Waren das die Antworten auf die großen amerikanischen Fragen? Die Wähler in den USA haben bei der ersten Präsidentschaftsdebatte zwei Politiker erlebt, die sich im Dickicht einer kleinteiligen Debatte wohler fühlen, als es ihrem Charisma gut tut. Ein Kommentar von StZ-Korrespondent Andreas Geldner.

Stadtentwicklung & Infrastruktur: Andreas Geldner (age)

Denver - Waren das jetzt die großen Antworten auf die großen amerikanischen Fragen? Die Wähler in den USA haben bei der ersten Präsidentschaftsdebatte zwei Politiker erlebt, die sich im Dickicht einer kleinteiligen Debatte über Gesundheitsreform, Defizitabbau und Steuerpolitik wohler fühlen, als es ihrem persönlichen Charisma gut tut.

 

Die Überschrift unter diesen Wahlkampf, wie ihn beide politischen Lager in den USA am liebsten präsentieren, ist ein Kampf der großen Ideologien. Dem staatsverliebten Sozialist im Zerrbild der Republikaner steht der herzlose Kapitalist im Propagandaporträt der Demokraten gegenüber. Doch in einer Debatte, die einerseits relativ sachlich blieb, anderseits die Realität unter einer Flut an fragwürdigen Zahlen und Behauptungen begrub, ging das große Bild am Ende unter.

Aus der Defensive heraus gekommen

Mitt Romney schaffte es mit einem entschlossenen Auftritt aus der Defensive herauszukommen. In letzter Minute vor der Wahl versucht der Republikaner offenbar seine Positionen für die amerikanische Mittelschicht akzeptabler zu machen. Dass er dabei seinen eigenen, bisherigen Steuerplänen widersprach oder beim Thema Gesundheitspolitik in einer atemberaubenden Kehrtwende auf einmal gelobte, die populärsten Elemente von Barack Obamas Gesundheitsreform unangetastet zu lassen, entspricht Romneys in seiner politischen Biografie oft bewiesenen Talent zur ideologischen Flexibilität.

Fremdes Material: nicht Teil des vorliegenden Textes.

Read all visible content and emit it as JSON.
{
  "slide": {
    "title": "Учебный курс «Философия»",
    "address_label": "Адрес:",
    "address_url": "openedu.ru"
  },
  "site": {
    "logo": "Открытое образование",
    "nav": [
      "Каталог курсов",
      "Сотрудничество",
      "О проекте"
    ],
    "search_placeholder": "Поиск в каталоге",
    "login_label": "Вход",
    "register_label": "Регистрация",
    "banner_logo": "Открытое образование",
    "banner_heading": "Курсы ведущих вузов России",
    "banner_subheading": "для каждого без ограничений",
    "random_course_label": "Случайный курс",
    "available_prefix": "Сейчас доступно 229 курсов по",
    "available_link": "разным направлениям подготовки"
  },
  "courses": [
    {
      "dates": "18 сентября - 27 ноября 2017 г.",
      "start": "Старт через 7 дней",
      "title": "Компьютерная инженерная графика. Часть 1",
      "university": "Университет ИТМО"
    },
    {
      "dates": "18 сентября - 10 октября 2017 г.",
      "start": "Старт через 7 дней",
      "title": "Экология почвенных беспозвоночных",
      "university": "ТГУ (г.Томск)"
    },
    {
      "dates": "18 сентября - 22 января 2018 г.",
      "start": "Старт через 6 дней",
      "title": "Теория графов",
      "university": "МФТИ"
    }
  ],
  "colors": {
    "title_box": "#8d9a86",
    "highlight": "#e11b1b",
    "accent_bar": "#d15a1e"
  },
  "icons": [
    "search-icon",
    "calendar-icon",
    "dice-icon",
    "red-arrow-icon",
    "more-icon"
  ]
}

Entscheidend für das Bild dieser Debatte war aber weniger, was er im einzelnen sagte. Viel wichtiger für den Eindruck eines schwachen und schlecht vorbereiten US-Präsidenten war die Tatsache, dass Barack Obama vor Millionen Fernsehzuschauern diese politische Verwandlung unwidersprochen geschehen ließ. Der US-Präsident erinnerte noch nicht einmal an Romneys von vielen Amerikanern als skandalös empfundene Bemerkung über die 47 Prozent der Amerikaner, die seiner Meinung nach staatliche Almosenempfänger sind. Obama wirkte lässig, sein Widersacher entschlossen.

Sympathiewerte gewann Mitt Romney damit vermutlich nicht. Aber angesichts einer sich nur langsam erholenden Wirtschaft ist das auch nicht die Frage, welche die amerikanischen Wähler am meisten umtreibt.

Bringt der Punktsieg die Wende?

Präsidentschaftsdebatten sind ein Theaterstück. Sie werden nicht durch Fakten gewonnen, sondern durch Impressionen. Die Amerikaner wollen in der Krise einen entschlossenen Präsidenten. Und Mitt Romney hat ihnen diese Entschlossenheit besser vorgeführt als der Amtsinhaber im Weißen Haus. Doch wird Romneys Punktsieg reichen, um dem Wahlkampf, der sich in den vergangenen Wochen überraschend deutlich zu Gunsten des US-Präsidenten entwickelt hat, noch einmal eine Wende zu geben?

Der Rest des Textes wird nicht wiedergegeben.